How quantum computers work

The irreducible carrier of quantum information is the qubit, named in analogy to the classical bit. But whereas the bit is a simple on-off signal, a qubit is in essence a unit vector whose direction is described by a pair of angles, θ and Φ. These angles describe the superposition of pure quantum states which makes up the quantum information in the qubit. While a bit defines a single binary parameter (+ 1), a qubit defines a continuous complex variable.
When a quantum operation is carried out on a qubit, these angles change, thereby changing the quantum information in that qubit. All quantum computation in the end reduces to combined rotations of quantum states.

Superconducting circuitry

There are a number of reasons that superconducting circuitry was chosen for implementation of the UCSB Von Neumann quantum computer. Superconducting structures which can store a qubit of information are easily constructed using standard microfabrication techniques. Additionally, such structures couple easily to MHz and GHz radio waves, which provides effective control of the computer operations using well understood electronics.

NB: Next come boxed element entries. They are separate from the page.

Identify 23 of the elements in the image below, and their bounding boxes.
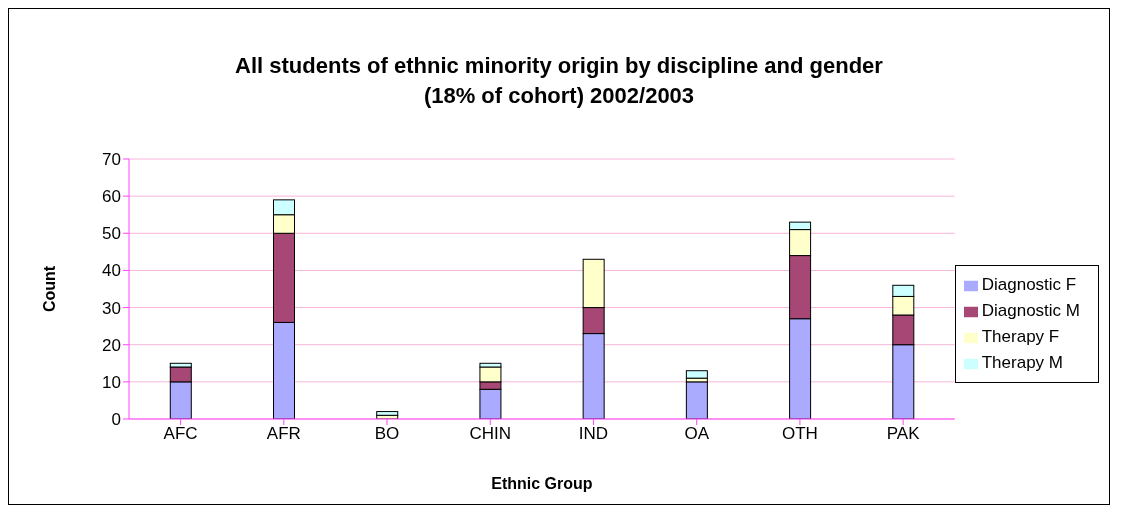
x-tick-label: OA (684, 424, 710, 444)
y-tick-label: 70 (102, 150, 121, 170)
y-axis-title: Count (40, 265, 58, 313)
x-axis-title: Ethnic Group (491, 475, 593, 492)
legend-label: Therapy M (981, 353, 1063, 372)
y-tick-label: 0 (111, 410, 121, 430)
x-tick-label: AFR (266, 424, 301, 444)
x-tick-label: AFC (163, 424, 198, 444)
x-tick-label: CHIN (469, 424, 512, 444)
x-tick-label: IND (578, 424, 609, 444)
y-tick-label: 40 (102, 261, 121, 281)
legend-label: Diagnostic M (981, 301, 1080, 320)
x-tick-label: PAK (886, 424, 921, 444)
chart-title: All students of ethnic minority origin by discipline and gender (18% of cohort) 2002/2003 (234, 52, 884, 110)
y-tick-label: 50 (102, 224, 121, 244)
y-tick-label: 30 (102, 298, 121, 318)
legend-label: Therapy F (981, 327, 1060, 346)
y-tick-label: 10 (102, 372, 121, 392)
legend-label: Diagnostic F (981, 275, 1077, 294)
x-tick-label: BO (374, 424, 400, 444)
y-tick-label: 20 (102, 335, 121, 355)
x-tick-label: OTH (781, 424, 818, 444)
y-tick-label: 60 (102, 187, 121, 207)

A larger physical dimension, however, implies there are likely to be more ways in which superconducting qubits can lose coherence through unintentional environmental interactions. This does lead to shorter coherence times than are achieved in other physical implementations of qubits, about 4 microseconds for the UCSB circuitry.
However, the key parameter is how many quantum operations can be made within the coherence time. In the case of the UCSB computer, several hundred operation cycles can be carried out without losing quantum coherence. While encouraging, the number of coherent quantum operations must be significantly increased to support a large-scale superconducting quantum computer.

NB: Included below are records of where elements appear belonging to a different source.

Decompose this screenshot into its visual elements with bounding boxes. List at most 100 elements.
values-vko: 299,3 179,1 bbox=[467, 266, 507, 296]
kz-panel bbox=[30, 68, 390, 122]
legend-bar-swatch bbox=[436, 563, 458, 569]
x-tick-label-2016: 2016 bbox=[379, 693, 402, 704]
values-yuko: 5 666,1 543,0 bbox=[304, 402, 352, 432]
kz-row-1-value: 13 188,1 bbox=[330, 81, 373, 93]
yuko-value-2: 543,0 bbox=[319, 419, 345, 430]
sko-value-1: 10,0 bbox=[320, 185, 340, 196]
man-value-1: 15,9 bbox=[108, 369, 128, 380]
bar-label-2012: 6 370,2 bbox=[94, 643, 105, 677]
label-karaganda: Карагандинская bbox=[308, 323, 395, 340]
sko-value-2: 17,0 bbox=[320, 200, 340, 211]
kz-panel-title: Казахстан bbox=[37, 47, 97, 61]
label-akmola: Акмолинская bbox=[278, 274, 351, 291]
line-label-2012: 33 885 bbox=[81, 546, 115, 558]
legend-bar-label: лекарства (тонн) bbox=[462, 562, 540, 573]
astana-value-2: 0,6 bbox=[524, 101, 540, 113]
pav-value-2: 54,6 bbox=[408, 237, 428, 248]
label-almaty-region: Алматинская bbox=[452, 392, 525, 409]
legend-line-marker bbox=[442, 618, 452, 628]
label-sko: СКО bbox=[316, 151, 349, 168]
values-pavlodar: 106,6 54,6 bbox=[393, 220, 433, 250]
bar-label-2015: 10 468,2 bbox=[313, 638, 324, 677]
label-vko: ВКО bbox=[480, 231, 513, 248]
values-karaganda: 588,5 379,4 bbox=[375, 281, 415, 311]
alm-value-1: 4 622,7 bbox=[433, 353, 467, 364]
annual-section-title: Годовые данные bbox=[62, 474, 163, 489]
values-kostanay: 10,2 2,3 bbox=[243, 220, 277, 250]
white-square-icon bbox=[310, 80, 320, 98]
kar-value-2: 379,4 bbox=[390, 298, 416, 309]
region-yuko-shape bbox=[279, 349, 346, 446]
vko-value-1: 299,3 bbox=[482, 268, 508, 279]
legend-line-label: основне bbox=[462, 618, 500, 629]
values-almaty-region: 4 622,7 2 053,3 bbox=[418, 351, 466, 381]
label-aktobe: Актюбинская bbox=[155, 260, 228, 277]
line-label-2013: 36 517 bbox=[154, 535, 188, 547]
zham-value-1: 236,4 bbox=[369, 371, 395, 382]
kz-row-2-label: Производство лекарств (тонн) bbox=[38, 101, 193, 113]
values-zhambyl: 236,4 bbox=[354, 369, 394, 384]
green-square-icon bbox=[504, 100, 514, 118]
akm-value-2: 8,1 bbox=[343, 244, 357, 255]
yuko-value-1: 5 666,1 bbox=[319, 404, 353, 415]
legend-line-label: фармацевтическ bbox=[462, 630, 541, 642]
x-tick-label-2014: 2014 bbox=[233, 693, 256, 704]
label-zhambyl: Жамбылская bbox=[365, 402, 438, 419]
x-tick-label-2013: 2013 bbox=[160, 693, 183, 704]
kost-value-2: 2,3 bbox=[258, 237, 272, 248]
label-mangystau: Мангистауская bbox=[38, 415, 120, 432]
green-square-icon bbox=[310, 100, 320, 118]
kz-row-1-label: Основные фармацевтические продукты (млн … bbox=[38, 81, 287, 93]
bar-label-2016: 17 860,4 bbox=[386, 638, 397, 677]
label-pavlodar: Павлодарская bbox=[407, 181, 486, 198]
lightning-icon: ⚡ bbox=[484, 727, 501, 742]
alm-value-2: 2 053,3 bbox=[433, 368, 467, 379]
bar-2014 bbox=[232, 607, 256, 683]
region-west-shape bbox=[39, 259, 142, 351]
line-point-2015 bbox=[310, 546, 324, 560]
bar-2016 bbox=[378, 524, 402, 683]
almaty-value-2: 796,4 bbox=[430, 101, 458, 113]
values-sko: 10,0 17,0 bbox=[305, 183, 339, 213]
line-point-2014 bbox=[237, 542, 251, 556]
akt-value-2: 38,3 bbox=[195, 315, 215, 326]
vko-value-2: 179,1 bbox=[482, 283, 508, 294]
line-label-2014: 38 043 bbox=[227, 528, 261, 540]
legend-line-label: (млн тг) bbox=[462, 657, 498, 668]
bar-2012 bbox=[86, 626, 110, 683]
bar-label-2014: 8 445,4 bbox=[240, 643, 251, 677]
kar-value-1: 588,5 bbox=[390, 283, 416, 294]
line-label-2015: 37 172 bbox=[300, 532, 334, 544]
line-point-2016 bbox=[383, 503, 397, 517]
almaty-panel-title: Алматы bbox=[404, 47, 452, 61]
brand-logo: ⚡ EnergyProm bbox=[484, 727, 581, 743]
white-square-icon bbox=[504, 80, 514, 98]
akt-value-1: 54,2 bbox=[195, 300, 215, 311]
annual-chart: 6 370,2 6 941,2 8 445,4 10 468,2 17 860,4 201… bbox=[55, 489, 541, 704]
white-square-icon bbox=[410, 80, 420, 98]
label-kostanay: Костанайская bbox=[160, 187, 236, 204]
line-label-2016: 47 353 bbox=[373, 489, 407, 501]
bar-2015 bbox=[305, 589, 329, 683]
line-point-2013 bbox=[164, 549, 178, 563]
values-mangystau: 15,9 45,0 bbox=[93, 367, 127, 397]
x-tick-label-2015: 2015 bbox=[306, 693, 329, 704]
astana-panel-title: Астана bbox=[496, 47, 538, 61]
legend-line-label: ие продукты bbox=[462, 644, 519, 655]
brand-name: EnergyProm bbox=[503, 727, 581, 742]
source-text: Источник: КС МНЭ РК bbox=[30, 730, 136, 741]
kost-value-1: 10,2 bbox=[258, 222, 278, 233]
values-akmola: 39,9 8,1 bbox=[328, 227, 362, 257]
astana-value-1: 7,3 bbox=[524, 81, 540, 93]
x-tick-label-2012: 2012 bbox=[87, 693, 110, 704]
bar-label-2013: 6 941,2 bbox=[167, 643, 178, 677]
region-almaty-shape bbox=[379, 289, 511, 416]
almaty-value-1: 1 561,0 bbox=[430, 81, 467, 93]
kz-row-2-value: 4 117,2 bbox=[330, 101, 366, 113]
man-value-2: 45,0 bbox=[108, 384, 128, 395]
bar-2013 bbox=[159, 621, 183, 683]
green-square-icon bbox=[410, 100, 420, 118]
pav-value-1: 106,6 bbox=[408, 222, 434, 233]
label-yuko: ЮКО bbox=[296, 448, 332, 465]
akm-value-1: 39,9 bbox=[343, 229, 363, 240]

The low-level organization of the UCSB quantum computer is called Resonator/zero-Qubit architecture (RezQu). This consists of a set of superconducting qubits (in the current example, two qubits). Each of the superconducting qubits is capacitatively coupled to a dedicated memory resonator, as well as to a common resonant quantum information bus. The bus is used to couple qubits during computational operations, while the memory resonators are used for storing the current state of the qubits. When a qubit is passed into its memory resonator, the qubit is placed in the ground state.
Using their new architecture, the UCSB group was able to implement the three-qubit Toffoli OR phase gate with 98% fidelity. Universal quantum computation can be carried out using combinations of this Toffoli gate and simple qubit rotations. However, it does not currently appear that 98% fidelity represents a sufficiently small error to permit conventional error-correcting codes to function properly. Thus, the UCSB Von Neumann quantum computer is potentially capable of universal computation, limited only by memory resources and quantum coherence time, but requires increased fidelity to fulfill this potential.
The Paper entitled Implementing the Quantum von Neumann Architecture with Superconducting Circuits is published online in the journal Science.